Кселуча и другие фантазии | страница 30
— Ах, это скорбное настроение… Вы обещали, что будете счастливы, Генри.
— А вы?
— Я вышла недавно замуж за старика, который говорит об одних акциях и облигациях. Но есть и свои утешения.
— Какие же?
— Богатство, солнце, карнавал.
— За карнавалом следует Великий пост, — отметил он.

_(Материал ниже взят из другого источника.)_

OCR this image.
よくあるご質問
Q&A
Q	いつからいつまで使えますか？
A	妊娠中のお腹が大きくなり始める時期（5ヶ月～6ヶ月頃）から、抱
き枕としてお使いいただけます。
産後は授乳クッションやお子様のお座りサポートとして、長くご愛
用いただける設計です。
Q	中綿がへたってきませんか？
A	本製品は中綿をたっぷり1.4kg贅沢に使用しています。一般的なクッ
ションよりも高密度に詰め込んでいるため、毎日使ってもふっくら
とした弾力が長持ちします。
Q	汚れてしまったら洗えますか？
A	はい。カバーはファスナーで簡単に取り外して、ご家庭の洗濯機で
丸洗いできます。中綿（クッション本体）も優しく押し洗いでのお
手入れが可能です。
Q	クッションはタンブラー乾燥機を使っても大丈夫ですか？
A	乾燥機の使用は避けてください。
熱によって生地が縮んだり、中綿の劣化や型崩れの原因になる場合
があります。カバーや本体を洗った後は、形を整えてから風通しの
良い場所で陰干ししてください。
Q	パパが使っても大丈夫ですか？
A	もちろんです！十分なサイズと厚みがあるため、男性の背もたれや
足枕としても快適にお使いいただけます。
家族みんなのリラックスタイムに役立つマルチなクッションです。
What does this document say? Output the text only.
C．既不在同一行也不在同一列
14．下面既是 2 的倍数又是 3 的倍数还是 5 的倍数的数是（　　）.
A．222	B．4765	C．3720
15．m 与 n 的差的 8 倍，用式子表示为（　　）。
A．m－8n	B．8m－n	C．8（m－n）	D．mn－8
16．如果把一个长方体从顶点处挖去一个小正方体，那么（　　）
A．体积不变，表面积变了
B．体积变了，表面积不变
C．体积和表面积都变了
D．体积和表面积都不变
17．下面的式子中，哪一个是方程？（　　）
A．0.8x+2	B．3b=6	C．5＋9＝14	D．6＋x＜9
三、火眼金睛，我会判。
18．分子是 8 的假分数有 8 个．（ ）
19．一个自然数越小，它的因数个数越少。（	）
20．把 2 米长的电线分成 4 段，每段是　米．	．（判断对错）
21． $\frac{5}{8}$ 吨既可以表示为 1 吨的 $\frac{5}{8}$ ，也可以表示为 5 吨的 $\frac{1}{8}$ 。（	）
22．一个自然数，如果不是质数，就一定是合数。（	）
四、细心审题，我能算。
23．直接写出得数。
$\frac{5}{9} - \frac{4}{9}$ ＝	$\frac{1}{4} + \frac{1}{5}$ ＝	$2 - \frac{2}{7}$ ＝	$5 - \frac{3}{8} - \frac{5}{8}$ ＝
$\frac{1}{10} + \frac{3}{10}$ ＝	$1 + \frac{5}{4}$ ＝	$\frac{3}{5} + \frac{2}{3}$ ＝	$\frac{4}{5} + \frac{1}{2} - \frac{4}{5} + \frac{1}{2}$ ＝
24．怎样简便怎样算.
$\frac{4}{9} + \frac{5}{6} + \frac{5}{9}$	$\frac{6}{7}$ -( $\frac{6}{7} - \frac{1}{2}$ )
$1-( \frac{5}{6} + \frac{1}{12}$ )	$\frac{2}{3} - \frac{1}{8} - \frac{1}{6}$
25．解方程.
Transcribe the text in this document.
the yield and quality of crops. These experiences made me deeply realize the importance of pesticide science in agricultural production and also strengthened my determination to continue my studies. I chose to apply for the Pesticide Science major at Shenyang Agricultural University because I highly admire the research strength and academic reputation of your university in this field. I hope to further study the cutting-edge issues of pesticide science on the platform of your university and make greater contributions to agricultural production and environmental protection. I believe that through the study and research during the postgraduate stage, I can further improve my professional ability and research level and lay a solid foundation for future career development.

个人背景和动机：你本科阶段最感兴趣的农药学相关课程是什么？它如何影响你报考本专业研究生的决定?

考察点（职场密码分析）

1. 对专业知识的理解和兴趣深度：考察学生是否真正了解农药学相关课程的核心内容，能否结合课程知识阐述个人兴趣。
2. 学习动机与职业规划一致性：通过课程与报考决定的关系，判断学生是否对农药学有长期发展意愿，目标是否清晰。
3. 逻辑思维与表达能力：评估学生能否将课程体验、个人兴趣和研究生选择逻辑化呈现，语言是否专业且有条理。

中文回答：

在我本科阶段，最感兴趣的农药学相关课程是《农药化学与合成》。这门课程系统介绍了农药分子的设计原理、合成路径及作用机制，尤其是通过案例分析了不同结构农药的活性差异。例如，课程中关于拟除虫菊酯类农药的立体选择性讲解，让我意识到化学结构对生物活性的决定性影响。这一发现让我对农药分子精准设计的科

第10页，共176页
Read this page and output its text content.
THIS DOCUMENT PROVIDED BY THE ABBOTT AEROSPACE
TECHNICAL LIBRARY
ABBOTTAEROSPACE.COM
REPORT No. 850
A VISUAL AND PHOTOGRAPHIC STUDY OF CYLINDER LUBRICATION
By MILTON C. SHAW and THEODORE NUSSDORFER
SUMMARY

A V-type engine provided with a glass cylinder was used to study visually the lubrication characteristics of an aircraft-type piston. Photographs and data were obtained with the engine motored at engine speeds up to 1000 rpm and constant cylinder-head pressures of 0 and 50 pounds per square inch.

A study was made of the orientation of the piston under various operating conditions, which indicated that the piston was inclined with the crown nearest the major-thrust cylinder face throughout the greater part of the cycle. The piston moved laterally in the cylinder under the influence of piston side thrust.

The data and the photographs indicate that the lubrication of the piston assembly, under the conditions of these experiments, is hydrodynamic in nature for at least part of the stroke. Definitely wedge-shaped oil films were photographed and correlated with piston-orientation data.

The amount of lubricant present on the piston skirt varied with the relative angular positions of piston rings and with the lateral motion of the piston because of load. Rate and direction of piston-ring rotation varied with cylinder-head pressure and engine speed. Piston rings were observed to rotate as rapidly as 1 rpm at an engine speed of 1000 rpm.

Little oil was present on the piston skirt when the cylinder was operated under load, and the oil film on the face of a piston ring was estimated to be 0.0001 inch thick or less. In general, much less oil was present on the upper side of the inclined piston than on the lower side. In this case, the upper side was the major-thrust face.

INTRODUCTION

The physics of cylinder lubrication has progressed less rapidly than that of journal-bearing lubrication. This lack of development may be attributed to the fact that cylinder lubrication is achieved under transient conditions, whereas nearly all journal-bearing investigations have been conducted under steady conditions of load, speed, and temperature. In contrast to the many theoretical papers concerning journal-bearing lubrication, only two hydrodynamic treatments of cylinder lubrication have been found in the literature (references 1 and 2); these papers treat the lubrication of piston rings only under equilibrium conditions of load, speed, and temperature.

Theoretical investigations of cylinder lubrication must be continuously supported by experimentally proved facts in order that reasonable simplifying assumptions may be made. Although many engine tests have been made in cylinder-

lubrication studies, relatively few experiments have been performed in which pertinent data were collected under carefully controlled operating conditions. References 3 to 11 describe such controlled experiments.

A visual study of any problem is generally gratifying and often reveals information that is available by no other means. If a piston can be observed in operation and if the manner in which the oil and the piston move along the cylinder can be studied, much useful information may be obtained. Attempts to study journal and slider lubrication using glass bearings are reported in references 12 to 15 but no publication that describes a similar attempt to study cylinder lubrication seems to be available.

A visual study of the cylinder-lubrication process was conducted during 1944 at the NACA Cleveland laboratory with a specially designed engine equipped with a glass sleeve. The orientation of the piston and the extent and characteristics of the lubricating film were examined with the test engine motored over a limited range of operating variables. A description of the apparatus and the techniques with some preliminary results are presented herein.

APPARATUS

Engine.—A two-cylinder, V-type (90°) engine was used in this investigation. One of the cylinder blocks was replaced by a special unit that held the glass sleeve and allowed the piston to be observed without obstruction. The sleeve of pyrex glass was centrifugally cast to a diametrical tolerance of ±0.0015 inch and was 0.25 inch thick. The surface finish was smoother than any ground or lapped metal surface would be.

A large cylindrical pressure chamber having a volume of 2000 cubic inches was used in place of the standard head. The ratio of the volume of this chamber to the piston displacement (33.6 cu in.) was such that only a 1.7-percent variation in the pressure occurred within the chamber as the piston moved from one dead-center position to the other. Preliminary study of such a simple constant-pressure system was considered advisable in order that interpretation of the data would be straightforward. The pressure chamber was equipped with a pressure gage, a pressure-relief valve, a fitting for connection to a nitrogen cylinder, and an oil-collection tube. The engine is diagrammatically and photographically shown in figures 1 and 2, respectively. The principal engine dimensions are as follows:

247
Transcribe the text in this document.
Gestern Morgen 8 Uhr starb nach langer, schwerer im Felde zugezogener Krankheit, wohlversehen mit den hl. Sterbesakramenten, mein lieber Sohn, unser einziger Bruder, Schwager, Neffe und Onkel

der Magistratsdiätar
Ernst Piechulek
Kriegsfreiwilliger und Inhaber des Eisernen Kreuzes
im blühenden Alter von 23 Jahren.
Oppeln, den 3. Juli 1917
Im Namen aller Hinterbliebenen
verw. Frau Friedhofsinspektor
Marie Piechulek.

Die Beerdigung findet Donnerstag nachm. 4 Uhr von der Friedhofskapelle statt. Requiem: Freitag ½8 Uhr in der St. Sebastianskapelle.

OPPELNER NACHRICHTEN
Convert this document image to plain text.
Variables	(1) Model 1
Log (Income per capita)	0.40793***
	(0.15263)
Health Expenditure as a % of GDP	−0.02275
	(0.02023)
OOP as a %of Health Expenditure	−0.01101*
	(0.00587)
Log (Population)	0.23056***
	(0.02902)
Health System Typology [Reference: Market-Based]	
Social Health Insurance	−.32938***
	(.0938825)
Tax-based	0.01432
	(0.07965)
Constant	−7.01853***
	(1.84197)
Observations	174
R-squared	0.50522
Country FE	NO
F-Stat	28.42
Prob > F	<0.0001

— Но перед Великим постом — карнавал! — коротко рассмеялась она.
И он:
— В вас появилась приземленность. Влияние мужа?
— Может быть.
— Нет, простите меня: я знаю, что вы не могли измениться. Вы всегда остаетесь собой.
— Надеюсь, я все то, что вы во мне видите… Лицо, однако, не всегда отражает личность человека. Самая неземная красавица, какую я когда-либо встречала, держит в Севилье папиросную фабрику и страдает слабоумием.
— Я никогда не оценивал вас по лицу, — сказал Дарнли, изучая это лицо с опущенными ресницами, — но по себе: вы мой двойник — или были им раньше.
Комплимент заставил Ровену смущенно потупиться.
— Ну, если вы так говорите… Я — надеюсь — что это правда. Вы скорее производите впечатление какого-то существа с Олимпа, нежели человека; в отношении же себя я начинаю опасаться, что я — по большей части женщина.
— «Олимпийские существа», безусловно, не ведают кожных заболеваний, — с улыбкой ответил он.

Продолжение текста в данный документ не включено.